Troubleshooting
💡 The following Troubleshooting can be completed by consulting the IFB Community Forum
[SLURM] Invalid account or account/partition combination specified
Complete message:
srun: error: Unable to allocate resources: Invalid account or account/partition combination specified
Explanation 1
Your current default SLURM account should be the demo
one. You may have seen a red notice at login? You can check that using:
$ sacctmgr list user $USER
User Def Acct Admin
---------- ---------- ---------
cnorris demo None
Solution
If you don't already have a project, you have to request one from the platform: https://my.cluster.france-bioinformatique.fr/manager2/project
Otherwise, you already have a project/account, you can either:
- Specify at each job your SLURM account:
srun -A my_account command
#!/bin/bash
#SBATCH -A my_account
command
- Change your default account
sacctmgr update user $USER set defaultaccount=my_account
⚠️ status_bar is updated hourly. So it may still display demo as your default account by don't worry, it should have work.
[RStudio] Timeout or do not start
Try to clean session files and cache:
# Remove (rm) or move (mv) RStudio files
# mv ~/.rstudio ~/.rstudio.backup-2022-27-02
rm -rf ~/.rstudio
rm -rf ~/.local/share/rstudio
rm .RData
Retry.
If it doesn't work, try to remove your configuration (settings will be lost)
rm -rf ~/.config/rstudio
Retry.
If it doesn't work, contact the support (IFB Community Forum)

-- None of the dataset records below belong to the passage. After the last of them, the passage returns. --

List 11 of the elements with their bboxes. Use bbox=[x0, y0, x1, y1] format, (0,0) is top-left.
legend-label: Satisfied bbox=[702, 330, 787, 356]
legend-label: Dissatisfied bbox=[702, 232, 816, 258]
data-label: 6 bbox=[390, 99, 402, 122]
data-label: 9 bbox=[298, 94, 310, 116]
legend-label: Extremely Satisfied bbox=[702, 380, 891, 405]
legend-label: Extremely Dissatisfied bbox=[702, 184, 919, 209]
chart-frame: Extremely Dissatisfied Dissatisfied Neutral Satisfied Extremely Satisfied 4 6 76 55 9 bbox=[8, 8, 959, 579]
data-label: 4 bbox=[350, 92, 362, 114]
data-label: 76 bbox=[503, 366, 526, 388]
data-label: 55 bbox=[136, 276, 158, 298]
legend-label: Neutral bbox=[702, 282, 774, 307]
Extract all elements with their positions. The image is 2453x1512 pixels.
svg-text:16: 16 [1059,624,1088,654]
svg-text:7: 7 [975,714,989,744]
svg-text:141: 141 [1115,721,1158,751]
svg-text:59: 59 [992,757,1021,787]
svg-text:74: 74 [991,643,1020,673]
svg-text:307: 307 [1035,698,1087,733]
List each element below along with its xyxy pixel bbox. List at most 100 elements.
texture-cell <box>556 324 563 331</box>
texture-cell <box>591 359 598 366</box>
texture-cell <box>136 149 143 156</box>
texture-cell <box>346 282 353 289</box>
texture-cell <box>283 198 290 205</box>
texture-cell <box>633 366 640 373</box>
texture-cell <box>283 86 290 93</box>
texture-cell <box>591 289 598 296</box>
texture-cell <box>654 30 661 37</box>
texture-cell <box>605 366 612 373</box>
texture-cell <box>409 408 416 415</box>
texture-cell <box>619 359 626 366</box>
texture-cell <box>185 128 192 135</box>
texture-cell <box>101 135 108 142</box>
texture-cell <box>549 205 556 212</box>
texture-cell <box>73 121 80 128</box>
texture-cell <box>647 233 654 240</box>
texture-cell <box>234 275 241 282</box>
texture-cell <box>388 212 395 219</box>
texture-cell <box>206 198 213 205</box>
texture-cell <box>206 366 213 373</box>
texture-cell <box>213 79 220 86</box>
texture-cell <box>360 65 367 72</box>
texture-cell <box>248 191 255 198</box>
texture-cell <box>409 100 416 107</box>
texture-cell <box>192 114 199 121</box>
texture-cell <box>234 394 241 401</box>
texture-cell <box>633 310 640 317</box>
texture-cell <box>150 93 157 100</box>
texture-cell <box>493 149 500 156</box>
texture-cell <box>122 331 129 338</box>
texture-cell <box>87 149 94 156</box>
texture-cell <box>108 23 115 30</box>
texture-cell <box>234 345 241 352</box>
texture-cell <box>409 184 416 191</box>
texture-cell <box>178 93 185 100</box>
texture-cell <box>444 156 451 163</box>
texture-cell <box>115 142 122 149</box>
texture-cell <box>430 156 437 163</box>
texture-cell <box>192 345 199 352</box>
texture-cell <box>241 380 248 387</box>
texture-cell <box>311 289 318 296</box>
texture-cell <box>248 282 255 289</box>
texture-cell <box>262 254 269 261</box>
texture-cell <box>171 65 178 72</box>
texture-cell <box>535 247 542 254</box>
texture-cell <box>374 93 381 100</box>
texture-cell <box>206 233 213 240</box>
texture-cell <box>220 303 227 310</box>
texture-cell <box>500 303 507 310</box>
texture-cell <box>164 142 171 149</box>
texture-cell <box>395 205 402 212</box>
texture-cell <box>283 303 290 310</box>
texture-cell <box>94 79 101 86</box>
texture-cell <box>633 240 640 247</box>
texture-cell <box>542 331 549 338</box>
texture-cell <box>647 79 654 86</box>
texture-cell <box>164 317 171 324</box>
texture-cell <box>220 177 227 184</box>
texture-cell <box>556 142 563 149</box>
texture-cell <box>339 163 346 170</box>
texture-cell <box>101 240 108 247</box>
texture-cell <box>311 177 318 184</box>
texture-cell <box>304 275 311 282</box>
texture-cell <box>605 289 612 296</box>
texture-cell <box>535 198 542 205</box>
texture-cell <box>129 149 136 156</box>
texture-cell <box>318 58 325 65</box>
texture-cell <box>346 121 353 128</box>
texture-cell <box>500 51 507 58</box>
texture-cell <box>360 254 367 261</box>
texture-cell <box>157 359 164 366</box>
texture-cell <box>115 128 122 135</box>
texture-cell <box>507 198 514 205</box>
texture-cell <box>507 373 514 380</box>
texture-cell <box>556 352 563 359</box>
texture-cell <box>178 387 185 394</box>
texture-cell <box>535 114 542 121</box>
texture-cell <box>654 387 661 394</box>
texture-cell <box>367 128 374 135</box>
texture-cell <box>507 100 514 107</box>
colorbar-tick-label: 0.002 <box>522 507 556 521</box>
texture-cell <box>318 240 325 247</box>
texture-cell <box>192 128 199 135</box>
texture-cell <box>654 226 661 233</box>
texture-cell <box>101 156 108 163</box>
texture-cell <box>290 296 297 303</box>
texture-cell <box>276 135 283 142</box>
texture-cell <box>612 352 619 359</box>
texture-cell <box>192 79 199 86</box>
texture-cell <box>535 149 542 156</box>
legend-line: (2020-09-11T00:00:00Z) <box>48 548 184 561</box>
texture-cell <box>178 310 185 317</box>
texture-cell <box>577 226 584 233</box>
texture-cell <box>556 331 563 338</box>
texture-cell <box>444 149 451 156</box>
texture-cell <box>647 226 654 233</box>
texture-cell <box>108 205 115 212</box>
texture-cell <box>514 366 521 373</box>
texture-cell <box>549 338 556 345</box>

[JupyterHUB] Timeout or do not start
Kill your job/session using the web interface (Menu "File" --> "Hub Control Panel" --> "Stop server") or in command line:
# Remove running jupyter job
scancel -u $USER -n jupyter
Clean session files, cache:
# Remove (rm) or move (mv) JupyterHUB directories
# mv ~/.jupyter ~/.jupyter.backup-2022-27-02
rm -rf ~/.jupyter
rm -rf ~/.local/share/jupyter
[GPU] How to know the availability of GPU nodes
We can use sinfo
command with "Generic resources (gres)" information.
For example:
sinfo -N -O nodelist,partition:15,Gres:30,GresUsed:50 -p gpu
NODELIST PARTITION GRES GRES_USED
gpu-node-01 gpu gpu:1g.5gb:14 gpu:1g.5gb:0(IDX:N/A)
gpu-node-02 gpu gpu:3g.20gb:2,gpu:7g.40gb:1 gpu:3g.20gb:1(IDX:0),gpu:7g.40gb:0(IDX:N/A)
gpu-node-03 gpu gpu:7g.40gb:2 gpu:7g.40gb:2(IDX:0-1)
In other words: * gpu-node-01: 14 profiles 1g.5gb, 0 used * gpu-node-02: 2 profiles 3g.20gb, 1 used * gpu-node-02: 1 profile 7g.40gb, 0 used * gpu-node-03: 1 profile 7g.40gb, 2 used
So we can see which GPU/profiles are immediately available.
More information about this "profile" ("Multi-Instance GPU"): * https://ifb-elixirfr.gitlab.io/cluster/doc/slurm/slurm_at/#gpu-nodes * https://docs.nvidia.com/datacenter/tesla/mig-user-guide/
[SLURM] How to use resources wisely
Be vigilant about the proper use of resources.
Do tests on small datasets before launching your whole analysis.
And check the resources usage:
CPU / Memory
You can use:
* htop
: on the node, during the job
* seff
: once your job is finished.
* sacct
, ...
For example with the seff
command, you can check the CPU and memory usage (once your job is finished):
# for the jobid `2435594`
$ seff 2435594
Job ID: 2435594
Cluster: core
User/Group: myuser/mygroup
State: COMPLETED (exit code 0)
Nodes: 1
Cores per node: 50
CPU Utilized: 182-04:57:51
CPU Efficiency: 52.31% of 348-07:04:10 core-walltime
Job Wall-clock time: 6-23:10:53
Memory Utilized: 45.86 GB
Memory Efficiency: 18.34% of 250.00 GB
Here we have requested 50 CPU and 250GB of memory, during several days:
Only 52.31% of CPU is being used (100% of 50 CPU on 52.31% of total time, 52.31% of 50 CPU on 100% of total time, or a mix). It's not really efficient. It could be explained sometimes by I/O operations like read, write or get data over Internet (so CPU are just waiting for data), but it deserves further investigations.
Memory used is only 45.86 GB of 250.00 GB allocated (18.34%). So, next time, ask for less (something like 60 GB should be sufficient).
GPU
Check your job is currently using the GPU, for example, you can use nvidia-smi
command during processing.
We can misused some libraries, parameters and finally not used the GPU.
For example, if your job runs on gpu-node-03
:
ssh gpu-node-03 nvidia-smi
So we can check your software (process) are currently using all of GPU or part of GPU (MIG).